Trump is still president – sigh – but we’ve kept our eye on the ball. Literally. And what better way to give you a bit of that Rabona57 swag you have been missing than with a post about retired soccer legends, a sort of “new life who dis” of soccer (in a non-Wayne Rooney kind of way).
7. Edgar Davids
The tough-tackling Dutch midfielder with the iconic goggles. Davids was a player ahead of his time. Successful on and off the field, he played for powerhouses Ajax, Juventus, FC Barcelona and AC Milan. Since officially retiring in 2014 – he first retired in 2012 but came back to be player-manager at north London minnows, Barnet – Davids, has focused on his street soccer fashion label for youngsters, Monta Juniors.
6. Thierry Henry
One of the all time greats, Henry has been keeping busy since calling it quits. The Frenchman worked with Arsenal’s academy and completed his A license coaching qualification, before departing the club after being told by Arsenal manager Arsene Wenger that the coaching role in the academy could not be combined with Henry’s television work.
Wenger might have had other reasons, though, as a persistent rumor was that Henry’s departure was linked to Wenger viewing him as a possible threat to his position as Arsenal manager and not wanting him around.

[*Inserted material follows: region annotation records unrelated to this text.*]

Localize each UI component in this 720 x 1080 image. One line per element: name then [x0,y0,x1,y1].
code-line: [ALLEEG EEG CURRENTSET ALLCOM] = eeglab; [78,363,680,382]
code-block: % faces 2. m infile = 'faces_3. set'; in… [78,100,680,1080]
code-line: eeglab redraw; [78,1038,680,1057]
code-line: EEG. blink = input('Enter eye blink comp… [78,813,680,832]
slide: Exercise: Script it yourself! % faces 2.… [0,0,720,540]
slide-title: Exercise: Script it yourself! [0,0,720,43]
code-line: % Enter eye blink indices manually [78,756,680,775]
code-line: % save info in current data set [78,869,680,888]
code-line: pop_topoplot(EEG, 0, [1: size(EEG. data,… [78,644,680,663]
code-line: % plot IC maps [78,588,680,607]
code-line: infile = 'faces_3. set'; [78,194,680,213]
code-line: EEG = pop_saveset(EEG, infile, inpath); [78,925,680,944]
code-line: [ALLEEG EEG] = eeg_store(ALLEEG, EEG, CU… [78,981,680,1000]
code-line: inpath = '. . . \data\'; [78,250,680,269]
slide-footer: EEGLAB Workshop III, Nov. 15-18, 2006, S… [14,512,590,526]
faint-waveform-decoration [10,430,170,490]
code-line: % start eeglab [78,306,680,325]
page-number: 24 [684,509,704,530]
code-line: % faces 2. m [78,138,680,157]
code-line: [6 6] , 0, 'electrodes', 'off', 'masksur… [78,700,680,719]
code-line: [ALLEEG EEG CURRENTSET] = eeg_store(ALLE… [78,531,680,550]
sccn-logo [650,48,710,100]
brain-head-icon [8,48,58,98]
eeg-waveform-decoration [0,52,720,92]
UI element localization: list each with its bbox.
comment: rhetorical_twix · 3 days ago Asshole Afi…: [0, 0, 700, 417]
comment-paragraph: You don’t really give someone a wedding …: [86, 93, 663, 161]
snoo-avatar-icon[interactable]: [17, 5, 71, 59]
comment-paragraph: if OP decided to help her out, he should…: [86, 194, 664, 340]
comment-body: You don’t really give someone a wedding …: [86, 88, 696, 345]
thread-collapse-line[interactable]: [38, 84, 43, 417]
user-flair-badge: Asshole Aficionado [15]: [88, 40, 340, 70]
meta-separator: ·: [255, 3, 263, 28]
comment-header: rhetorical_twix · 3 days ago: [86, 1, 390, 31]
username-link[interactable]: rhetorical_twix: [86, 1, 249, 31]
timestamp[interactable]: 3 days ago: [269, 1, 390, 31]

Henry is currently working as a Sky Sports pundit.
5. Luis Figo
From Barcelona idol to pariah following his switch to rivals Real Madrid in the summer of 2000, the Portuguese star has never shied away from the spotlight – even with a pig’s head flying at him.
Figo ran for FIFA president back in 2015 before eventually pulling out of the race, criticizing the process as “anything but an election.” He currently serves as president of India’s Premier Futsal league.
4. Fabio Cannavaro
Italian fans remember the images of Fabio Cannavaro lifting the World Cup for the Azzurri in 2006 like it was yesterday. One of the best defenders of his generation, Cannavaro retired in 2011. Then, he ran into a bit of trouble with the tax man in 2015.
Those, however, should be issues from the past as Cannavaro is currently managing in the ultra rich Chinese league.
3. Francesco Totti
The Eternal Captain spent his career at AS Roma. As part of a rare breed of one-club men, Totti is embedded in Roma’s lore.
Following his retirement, it was only natural that Totti would become club director. So far, he seems to be taking the gig seriously, putting Roma ahead of himself once again.
O Fenômeno. A clinical striker during his playing days, the original Ronaldo is one of the greatest of all time. He hung up his cleats back in 2011 but memories of his electrifying runs, and yes, the haircuts, still linger in the minds of soccer fans across the world.
Nowadays, Ronaldo is trying his hand at team ownership as part owner of the NASL team Fort Lauderdale Strikers. He was also a member of the Local Organizing Committee for the Brazil 2014 World Cup.
1. Rio Ferdinand
Not many athletes are able to switch from one sport to another successfully. Michael Jordan was the king on the basketball court, but much less so on a baseball field. Rio Ferdinand, the former Manchester United star, will be the latest one attempting to crossover from one sport to another. He recently announced he’d be pursuing a career in boxing.
The reactions so far have been mixed, with some worrying that he could get seriously hurt and others stating their support.
It would be interesting to hear what Sir Alex Ferguson thinks of Rio’s boxing ambitions.